しらはまこんぱすは、ウフル(東京都港区、園田崇史社長)が提供するデジタルマップ「elcompath(エルコンパス)」を活用。アプリ不要でブラウザから利用できるシステムを採用したことで、津波警戒区域に位置しながらも、年間300万人の観光客が訪れる同町が求める、観光情報と防災情報の効率的な提供を実現した。
通常の画面では、デジタルマップ上に、現在地と周辺の絶景スポットや温泉などの観光情報を表示。
さらに、地図上から大正時代からの写真をデジタル化したものを参照できるコンテンツも用意し、町民含め観光客らが同町の災害復興の歴史や知られざる白浜の文化を感じ取れるスポットを楽しめるようにした。
また、ふるさと納税の返礼品と連動した同町の電子商品券「Yanico(やにこ)」加盟店を表示し、「観光客による『旅先納税』を後押しし、町内消費の拡大にもつなげたい」と滝本斉・白浜町総務課主任はいう。
地図上で防災モードに切り替えると、現在地とともに避難所の位置やハザードマップが表示。
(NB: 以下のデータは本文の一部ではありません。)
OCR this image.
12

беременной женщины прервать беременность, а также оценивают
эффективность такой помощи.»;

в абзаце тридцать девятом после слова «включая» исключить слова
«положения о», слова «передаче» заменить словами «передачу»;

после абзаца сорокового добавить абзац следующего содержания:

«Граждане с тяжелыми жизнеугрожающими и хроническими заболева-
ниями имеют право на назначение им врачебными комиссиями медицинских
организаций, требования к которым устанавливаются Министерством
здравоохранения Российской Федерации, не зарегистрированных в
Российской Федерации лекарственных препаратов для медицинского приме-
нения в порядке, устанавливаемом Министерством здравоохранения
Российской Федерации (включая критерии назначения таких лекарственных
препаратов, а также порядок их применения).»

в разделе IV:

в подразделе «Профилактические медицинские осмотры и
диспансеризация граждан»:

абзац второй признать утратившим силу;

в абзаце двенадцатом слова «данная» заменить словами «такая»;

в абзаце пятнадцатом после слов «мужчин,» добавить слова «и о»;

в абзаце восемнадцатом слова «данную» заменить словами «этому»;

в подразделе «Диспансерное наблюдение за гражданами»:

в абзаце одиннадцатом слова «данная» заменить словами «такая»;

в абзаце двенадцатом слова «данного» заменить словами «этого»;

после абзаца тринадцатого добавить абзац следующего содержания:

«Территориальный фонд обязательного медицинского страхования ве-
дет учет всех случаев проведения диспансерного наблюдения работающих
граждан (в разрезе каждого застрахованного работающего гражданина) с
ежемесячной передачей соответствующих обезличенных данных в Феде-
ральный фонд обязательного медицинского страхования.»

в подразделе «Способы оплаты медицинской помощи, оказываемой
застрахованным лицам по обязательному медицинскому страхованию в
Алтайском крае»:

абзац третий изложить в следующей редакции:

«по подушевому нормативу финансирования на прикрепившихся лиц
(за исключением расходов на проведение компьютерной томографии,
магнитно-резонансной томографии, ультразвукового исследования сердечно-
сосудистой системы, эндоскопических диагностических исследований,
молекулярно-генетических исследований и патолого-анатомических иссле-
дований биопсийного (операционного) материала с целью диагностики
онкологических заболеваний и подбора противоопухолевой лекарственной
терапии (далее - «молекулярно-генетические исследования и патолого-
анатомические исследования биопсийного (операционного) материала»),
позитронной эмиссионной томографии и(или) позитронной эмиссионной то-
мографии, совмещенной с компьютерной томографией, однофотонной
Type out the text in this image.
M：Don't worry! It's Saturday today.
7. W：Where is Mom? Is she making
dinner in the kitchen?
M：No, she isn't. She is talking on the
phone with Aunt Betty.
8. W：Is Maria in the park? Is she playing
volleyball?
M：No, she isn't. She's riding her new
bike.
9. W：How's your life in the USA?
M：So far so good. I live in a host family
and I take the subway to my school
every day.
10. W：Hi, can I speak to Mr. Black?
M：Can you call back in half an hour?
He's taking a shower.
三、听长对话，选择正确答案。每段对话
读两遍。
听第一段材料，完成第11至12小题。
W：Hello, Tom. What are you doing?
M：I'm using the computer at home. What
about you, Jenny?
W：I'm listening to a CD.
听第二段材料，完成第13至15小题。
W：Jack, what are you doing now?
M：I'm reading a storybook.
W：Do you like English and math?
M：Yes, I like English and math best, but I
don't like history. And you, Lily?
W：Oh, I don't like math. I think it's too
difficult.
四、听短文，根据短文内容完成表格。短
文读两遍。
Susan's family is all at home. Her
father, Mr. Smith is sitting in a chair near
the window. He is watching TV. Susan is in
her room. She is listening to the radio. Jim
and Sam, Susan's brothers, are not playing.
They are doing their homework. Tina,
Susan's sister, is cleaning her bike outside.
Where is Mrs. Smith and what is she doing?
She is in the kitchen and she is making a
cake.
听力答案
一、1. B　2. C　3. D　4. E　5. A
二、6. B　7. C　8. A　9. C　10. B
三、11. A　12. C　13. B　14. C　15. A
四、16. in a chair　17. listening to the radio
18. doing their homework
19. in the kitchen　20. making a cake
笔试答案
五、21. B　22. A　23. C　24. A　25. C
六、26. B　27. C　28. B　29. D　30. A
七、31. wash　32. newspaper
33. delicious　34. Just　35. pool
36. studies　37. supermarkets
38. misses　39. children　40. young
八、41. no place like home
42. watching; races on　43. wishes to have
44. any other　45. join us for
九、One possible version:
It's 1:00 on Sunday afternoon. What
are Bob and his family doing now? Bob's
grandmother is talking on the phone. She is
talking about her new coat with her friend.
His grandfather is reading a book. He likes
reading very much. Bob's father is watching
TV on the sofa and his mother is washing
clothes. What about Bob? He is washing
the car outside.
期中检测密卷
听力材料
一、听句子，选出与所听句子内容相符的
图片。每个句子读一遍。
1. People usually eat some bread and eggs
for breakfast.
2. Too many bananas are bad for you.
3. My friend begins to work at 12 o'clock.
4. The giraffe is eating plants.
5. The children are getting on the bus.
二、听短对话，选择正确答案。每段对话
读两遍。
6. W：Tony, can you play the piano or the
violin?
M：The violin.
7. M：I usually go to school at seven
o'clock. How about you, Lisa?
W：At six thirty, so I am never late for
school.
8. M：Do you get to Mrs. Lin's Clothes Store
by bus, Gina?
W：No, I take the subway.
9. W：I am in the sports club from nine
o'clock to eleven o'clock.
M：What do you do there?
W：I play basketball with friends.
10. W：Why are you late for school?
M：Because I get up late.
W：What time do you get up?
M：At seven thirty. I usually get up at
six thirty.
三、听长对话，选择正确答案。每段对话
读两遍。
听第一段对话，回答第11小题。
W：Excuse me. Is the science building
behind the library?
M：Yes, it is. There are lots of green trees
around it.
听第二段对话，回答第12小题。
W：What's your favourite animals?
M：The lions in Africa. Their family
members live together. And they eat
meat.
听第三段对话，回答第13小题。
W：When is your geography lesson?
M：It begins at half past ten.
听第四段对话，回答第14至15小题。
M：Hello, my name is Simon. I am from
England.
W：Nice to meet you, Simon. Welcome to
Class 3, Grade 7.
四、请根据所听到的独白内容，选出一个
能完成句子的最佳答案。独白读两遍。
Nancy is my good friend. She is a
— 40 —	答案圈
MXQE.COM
同町に土地勘のない観光客でも速やかに防災情報につながり、避難行動に移れるようにした。
同町ではしらはまこんぱすのコンセプトを「つくる・つむぐ・つなげる」としており、住民たちによる地域魅力の掘り起こしや観光客を含めた情報共有による地域活性化のプラットフォームとして活用したい考え。
今後は地域住民やリピーターなどによるオンライン写真展の開催やファンクラブ制度の導入なども視野に入れる。
滝本氏は、「町民と観光客により多く使ってもらうことが何より重要だ。利用者の声を聞きながら、掲載情報や情報の投稿機能などを充実させていきたい」と意欲を語った。